De espaldas a los asientos vacíos, se movía libre dentro de sus pantalones vaqueros y camiseta azul. Desgranaba las palabras con su mano izquierda anclada en su delgado vientre y su mano derecha posada en una página. Se sobresaltó al oír unos golpes. Se volvió y comprobó que toda la sala estaba llena. El ruido, que rompía el más absoluto silencio, procedía de un niño que saltaba sobre el entarimado. En ese momento otro niño mayor le ordenó sentarse. Lucía intervino con rapidez y le señaló un asiento libre en la primera fila. Quería sentir cerca esos ojos vivos, que la animaron a iniciar la lectura. Después de unos breves minutos, esa mirada empezó a identificarse con la del resto, quedando inerte. Buscó sus dotes de actriz para escenificar los cuentos insulsos que habían asignado para la sesión. Comenzó entonces a gesticular, a estirar las palabras, a hacer chistes donde no los había. En ese momento la risa del niño inundó todo el espacio.

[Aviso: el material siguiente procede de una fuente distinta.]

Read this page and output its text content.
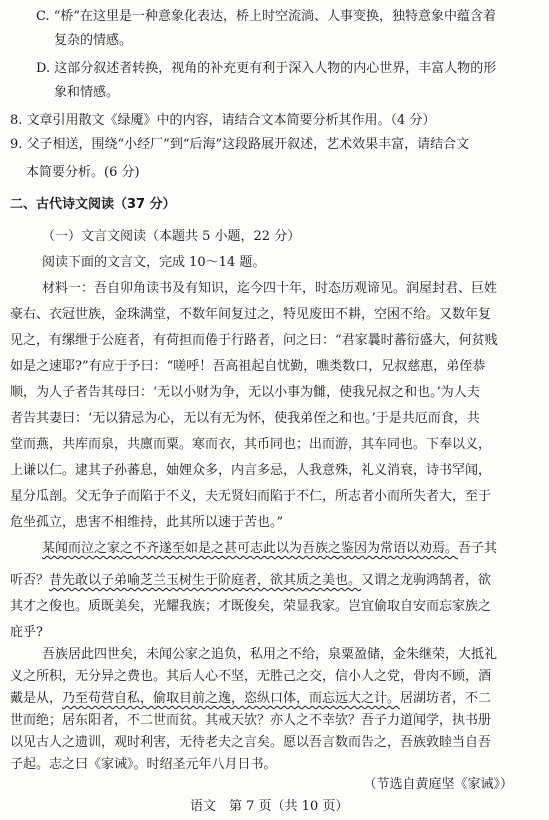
C. “桥”在这里是一种意象化表达，桥上时空流淌、人事变换，独特意象中蕴含着
复杂的情感。
D. 这部分叙述者转换，视角的补充更有利于深入人物的内心世界，丰富人物的形
象和情感。
8. 文章引用散文《绿魇》中的内容，请结合文本简要分析其作用。（4 分）
9. 父子相送，围绕“小经厂”到“后海”这段路展开叙述，艺术效果丰富，请结合文
本简要分析。(6 分)
二、古代诗文阅读（37 分）
（一）文言文阅读（本题共 5 小题，22 分）
阅读下面的文言文，完成 10～14 题。
材料一：吾自卯角读书及有知识，迄今四十年，时态历观谛见。润屋封君、巨姓
豪右、衣冠世族，金珠满堂，不数年间复过之，特见废田不耕，空困不给。又数年复
见之，有缧绁于公庭者，有荷担而倦于行路者，问之曰：“君家曩时蕃衍盛大，何贫贱
如是之速耶?”有应于予曰：“嗟呼！吾高祖起自忧勤，噍类数口，兄叔慈惠，弟侄恭
顺，为人子者告其母曰：‘无以小财为争，无以小事为雠，使我兄叔之和也。’为人夫
者告其妻曰：‘无以猜忌为心，无以有无为怀，使我弟侄之和也。’于是共厄而食，共
堂而燕，共库而泉，共廪而粟。寒而衣，其币同也；出而游，其车同也。下奉以义，
上谦以仁。逮其子孙蕃息，妯娌众多，内言多忌，人我意殊，礼义消衰，诗书罕闻，
星分瓜剖。父无争子而陷于不义，夫无贤妇而陷于不仁，所志者小而所失者大，至于
危坐孤立，患害不相维持，此其所以速于苦也。”
某闻而泣之家之不齐遂至如是之甚可志此以为吾族之鉴因为常语以劝焉。吾子其
听否？昔先敢以子弟喻芝兰玉树生于阶庭者，欲其质之美也。又谓之龙驹鸿鹄者，欲
其才之俊也。质既美矣，光耀我族；才既俊矣，荣显我家。岂宜偷取自安而忘家族之
庇乎?
吾族居此四世矣，未闻公家之追负，私用之不给，泉粟盈储，金朱继荣，大抵礼
义之所积，无分异之费也。其后人心不坚，无胜己之交，信小人之党，骨肉不顾，酒
戴是从，乃至苟营自私，偷取目前之逸，恣纵口体，而忘远大之计。居湖坊者，不二
世而绝；居东阳者，不二世而贫。其戒天欤？亦人之不幸欤？吾子力道闻学，执书册
以见古人之遗训，观时利害，无待老夫之言矣。愿以吾言数而告之，吾族敦睦当自吾
子起。志之曰《家诫》。时绍圣元年八月日书。
（节选自黄庭坚《家诫》）
语文　第 7 页（共 10 页）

Con una risa como la suya había soñado interminables horas. No comprendía su anhelo de sentir crecer otro ser humano en su interior. Ella misma fue fecundada in vitro y gestada en un útero artificial. Esta tecnología, desarrollada dos décadas antes de su nacimiento, liberaba a las mujeres de los molestos nueve meses de embarazo. Los recién nacidos eran entregados dos días después de su nacimiento a las familias, que les recibían en casa como un invitado esperado, pero extraño al que no conocían. Su madre le confesó antes de morir que se arrepintió de no haber elegido un embarazo tradicional. Se vio obligada a seguir trabajando para pagar las cuotas del P.D. (Protección Descendencia), seguro de vida de sus descendientes en otro planeta, creado a causa del drástico deterioro de la Tierra. Ésta se había recuperado con las medidas adoptadas por los países, por lo que todo el esfuerzo económico había sido en vano.

Los aplausos mecánicos al finalizar la narración interrumpieron sus pensamientos. Su mirada seguía aferraba al único niño humano en toda la estancia. Los androides se levantaron al unísono y fueron abandonando la sala tan sigilosamente como habían entrado.

  • ¿Te gustó?, le preguntó al niño que seguía sonriéndole.
  • Eres muy divertida.

Contestó y salió corriendo. Lucía sintió un deseo punzante de abrazarlo, de no dejarlo ir.

  • En el museo no se corre, le dijo otro niño en un tono reprobatorio.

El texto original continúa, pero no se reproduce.